Our primary objective is to ensure your experience on Tschillie remains enjoyable and free from unwanted surprises. To achieve this, we may utilise your Registration and other information to:

• Provide you with our services and features.

• Keep you informed about updates and new features of the app.

• Personalise the app/Sites and the content we deliver to you.

• Perform research and analytics to understand how you use and interact with the app/sites.

• Test new technologies and processes aimed at enhancing and improving the app/sites.

• Resolve disputes, troubleshoot problems, and enforce our Terms & Conditions.

• Investigate fraud, protect our legal rights, and enforce our Terms & Conditions.

• Send you information about promotions and offers available, such as specific types of goods/services/offers, through direct marketing or other communication methods, if you have opted in for our communications or indicated your consent. We will refrain from using your information for email direct marketing unless you provide consent during the account creation process or via Settings in the app.
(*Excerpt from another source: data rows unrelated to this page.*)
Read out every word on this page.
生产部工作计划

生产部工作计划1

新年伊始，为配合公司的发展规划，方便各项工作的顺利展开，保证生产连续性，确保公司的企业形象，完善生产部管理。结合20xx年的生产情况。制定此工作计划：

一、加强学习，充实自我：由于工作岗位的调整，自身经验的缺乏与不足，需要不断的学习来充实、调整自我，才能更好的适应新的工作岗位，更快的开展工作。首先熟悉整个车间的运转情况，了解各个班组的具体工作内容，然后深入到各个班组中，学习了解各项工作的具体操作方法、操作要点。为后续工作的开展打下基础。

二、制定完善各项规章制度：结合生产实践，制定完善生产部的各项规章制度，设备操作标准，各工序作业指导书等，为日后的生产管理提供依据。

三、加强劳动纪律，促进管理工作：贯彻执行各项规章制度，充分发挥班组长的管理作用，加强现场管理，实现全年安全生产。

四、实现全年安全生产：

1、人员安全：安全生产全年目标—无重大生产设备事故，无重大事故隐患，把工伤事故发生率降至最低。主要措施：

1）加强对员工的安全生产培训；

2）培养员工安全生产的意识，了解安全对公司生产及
You can withdraw from marketing at any time via Settings in the app or by utilising the opt-out mechanisms and links provided in each message.

• Safeguard our Users and third parties from harm.

Our Policy Regarding Age Requirements

While we strive to make our platform accessible to a wide audience, users must be at least 18 years old to use Tschillie.

Tschillie does not intentionally gather information from or target children, minors, or individuals under 18 years of age. Should we become aware that a child, minor, or individual under 18 has registered with us and provided personal information, we will take appropriate measures to terminate their registration.

Tschillie’s Social Media Channels

Our website links to social media accounts on Facebook and Instagram. Clicking these links redirects users to respective provider pages, potentially associating user information with Tschillie usage if logged in. Consent under Art. 6 para. 1 p. 1 lit. a GDPR serves as the legal basis for this data linkage.

Meta Platforms (Facebook/Instagram)

Refer to Meta Platforms Ireland Limited's Privacy Policy at Facebook, click here respectively Instagram, click here.

Additional Information on Data Retention and Deletion

We retain your personal information only for as long as necessary, based on the legal basis outlined in the "Storage Duration Policy and Data Deletion" section.

Upon deletion of your account, we ensure it is no longer visible within the app. For a period of up to 28 days, account restoration is possible in the event of accidental deletion. After this period, we initiate the deletion process for your personal information from our systems, unless:

• Legal requirements mandate retention (e.g., for tax and accounting purposes if purchases were made within the app).

• Retention is necessary to demonstrate compliance with applicable law (e.g., retaining account information and behaviour records related to blocks for evidentiary purposes in case of queries or legal claims).

• An unresolved issue, claim, or dispute necessitates the retention of relevant information until resolution.

• The information must be retained for legitimate business interests, such as fraud prevention and enhancing Users’ safety and security (e.g., retaining information to prevent banned users from opening new accounts due to unsafe behaviour or security incidents).

Please note: Even after removal of information from your profile or deletion of your account, copies of such information may remain viewable or accessible if previously shared or stored by others. We cannot control this, and therefore, we do not assume liability. If you have granted access to your personal information to third-party applications or websites, they may retain such information as permitted under their terms of service or privacy policies.

Updating and Amending this Privacy Policy

As our website and offerings continue to evolve or due to changes in legal or regulatory requirements, modifications to this privacy policy may be necessary. You can always access the current privacy policy on our website at Tschillie Privacy Policy.

This Privacy Policies have been updated on the 29th May 2025.